Welcome to the 20th article of our 2021 Pride Month Series! Every day in the month of June, we are highlighting a different member of the LGBTQA+ community we think is a great example of representation and dynamic characterization. We will focus on fictional characters, celebrities, and activists alike — the positive voices within the LGBTQA+ community and in mainstream media.
Today we are celebrating Raelle Collar, the lead character in Freeform’s Motherland: Fort Salem which follows the lives of three young witches entering basic training in combat magic. The show is based in an alternate, present-day America where witches ended their own persecution 300 years earlier by making a deal with the U.S. government to fight for their country. Raelle and her unit are decedents of those early witches and enlist to serve in the witches only military. Not only is the show bending the traditional gender and power roles of today, they are also making sure representation is at the forefront of the show.
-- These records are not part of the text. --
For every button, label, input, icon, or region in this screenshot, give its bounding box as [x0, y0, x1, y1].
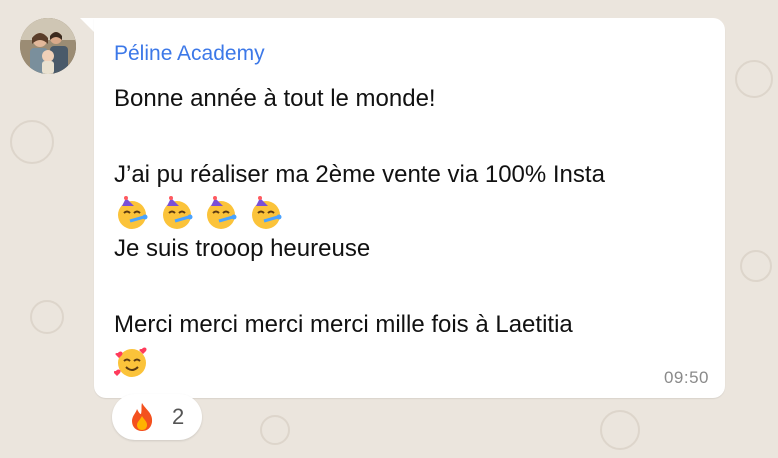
- wallpaper-doodle: [260, 415, 290, 445]
- message-time: 09:50: [663, 368, 709, 387]
- message-bubble[interactable]: Péline Academy Bonne année à tout le mon…: [94, 18, 725, 398]
- partying-face-icon: [252, 195, 282, 229]
- message-line: Je suis trooop heureuse: [114, 235, 371, 262]
- message-line: Merci merci merci merci mille fois à Lae…: [114, 311, 573, 338]
- avatar-photo: [20, 18, 76, 74]
- partying-face-icon: [207, 195, 237, 229]
- love-emoji-row: [114, 342, 704, 382]
- fire-icon: [132, 403, 153, 431]
- partying-face-icon: [118, 195, 148, 229]
- wallpaper-doodle: [10, 120, 54, 164]
- reaction-pill[interactable]: 2: [112, 394, 202, 440]
- wallpaper-doodle: [735, 60, 773, 98]
- party-emoji-row: [114, 192, 704, 232]
- wallpaper-doodle: [600, 410, 640, 450]
- smiling-face-with-hearts-icon: [114, 347, 147, 377]
- partying-face-icon: [162, 195, 193, 229]
- message-text: Bonne année à tout le monde! J’ai pu réa…: [114, 82, 704, 382]
- reaction-count: 2: [172, 404, 185, 429]
- sender-avatar[interactable]: [20, 18, 76, 74]
- wallpaper-doodle: [740, 250, 772, 282]
- message-line: Bonne année à tout le monde!: [114, 85, 436, 112]
- message-line: J’ai pu réaliser ma 2ème vente via 100% …: [114, 161, 605, 188]
- sender-name[interactable]: Péline Academy: [114, 41, 265, 67]
- wallpaper-doodle: [30, 300, 64, 334]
We meet Raelle just before she takes her oath and enlists with the military. It’s a sacred moment for every young witch who chooses to enlist, but it’s made more poignant by the fact that Raelle’s mother, also a witch, died in combat just one year prior. Raelle is driven by grief and anger in the beginning of the show, hell bent on blazing her way to the front lines and dying an early death. Following basic training, witches are either sent to the front lines or War College where they continue their combat education. Raelle is laser focused on the former, and goes out of her way to disobey the rules of basic training. That disobedience puts her at odds with her unit mates, Abigail Bellweather and Tally Craven. In basic training you succeed or fail as a unit, so the two quickly realize Raelle is going to be the downfall of the squad if they don’t convince her to fall in line quickly.
It’s at Fort Salem that Raelle meets Scylla Ramshorn, a necromancer who is more than a little interested in Raelle. Scylla’s mysterious attitude and penchant for breaking the rules enchants Raelle from the get go. For Raelle, Scylla is a rebel just like her who doesn’t blindly follow orders and the two begin a steamy romance that sees Raelle ditching training to spend more time with Scylla. The catch? Viewers know that Scylla is part of the enemy group, the Spree, who are responsible for killing hundreds of people. Raelle doesn’t know about this or the manipulative lengths Scylla goes to to keep Raelle in her grasp. But much like any romance, it’s a give and take relationship. Raelle realizes Scylla isn’t willing to open up, and begins to pull away. That’s when things change for the couple. Scylla is forced to either open up or fail her “mission” (Raelle) and so Raelle gets half-truths from Scylla that pull her in deeper.
Scylla gives Raelle a sense of belonging she didn’t know she was missing, and with her help (see: mental manipulations) she begins to see things in a new light. Scylla tells her to let the army make her powerful, and Raelle begins to take her training seriously. Scylla uses Raelle’s loss to try and turn Raelle against the Army, but Scylla begins to fall for Raelle just as Raelle is falling for her. As things are looking up for Raelle her world crumbles when Scylla’s true identity is discovered. After an attack at a military wedding, Raelle is told Scylla didn’t make it out alive. Raelle spends weeks heartbroken, until her world is again turned upside down when she discovers Scylla is not only alive but is part of the Spree. The Army uses their relationship against the girls to gain information on the enemy. The emotional vulnerability allows them to penetrate Scylla’s mind while Raelle must face a horrible truth. She turns her back on Scylla at first, but she can’t deny that she was in love with her. Even after everything they went through, Raelle asks that they show Scylla mercy.
The show allows their relationship to flesh out what happens when two people from opposing sides fall in love. For Raelle, it’s about the bravery to stand up and defend the one you love. She fights for Scylla even when everyone else tells her Scylla is trouble. Raelle fights against the reality that Scylla is Spree until she is shown the cold hard truth in a cold and dark jail cell where Scylla is ruthlessly interrogated. Even after she’s suffered tremendous heartbreak, Raelle is the kind of person that is willing to see the best in Scylla. Their love story is full of complications and asks real questions. What lengths will a person go to when they are in love? Does love make us weak? Raelle is a beautiful example of a flawed human being fighting for what she believes. Freeform has put a lesbian couple at the forefront of Motherland: Fort Salem without flaunting it. They are not the ‘token gay couple’ as is sometimes seen on television. Raelle’s identity is organically introduced and treated with the same respect and story development as any other lead character. The show beautifully highlights her decision and it’s accepted universally by every character on the show, there is no homophobia for Raelle to face down in this world opening her up to challenges and character development typically afforded to the “classic straight lead.” Motherland is a breath of fresh air for anyone looking to watch a LGBTQA+ lead show.
Raelle truly embodies the spirit of Pride. She’s exactly the type of strong, fierce LGBTQA+ character we need more of on television. Season 1 of Motherland: Fort Salem was an emotional rollercoaster and we can’t wait to see what season 2 will hold. The new season begins airing Tuesday, June 22 on FreeForm. Season 1 is available to binge now on Hulu, so make sure to check it out and tune in for the new season live!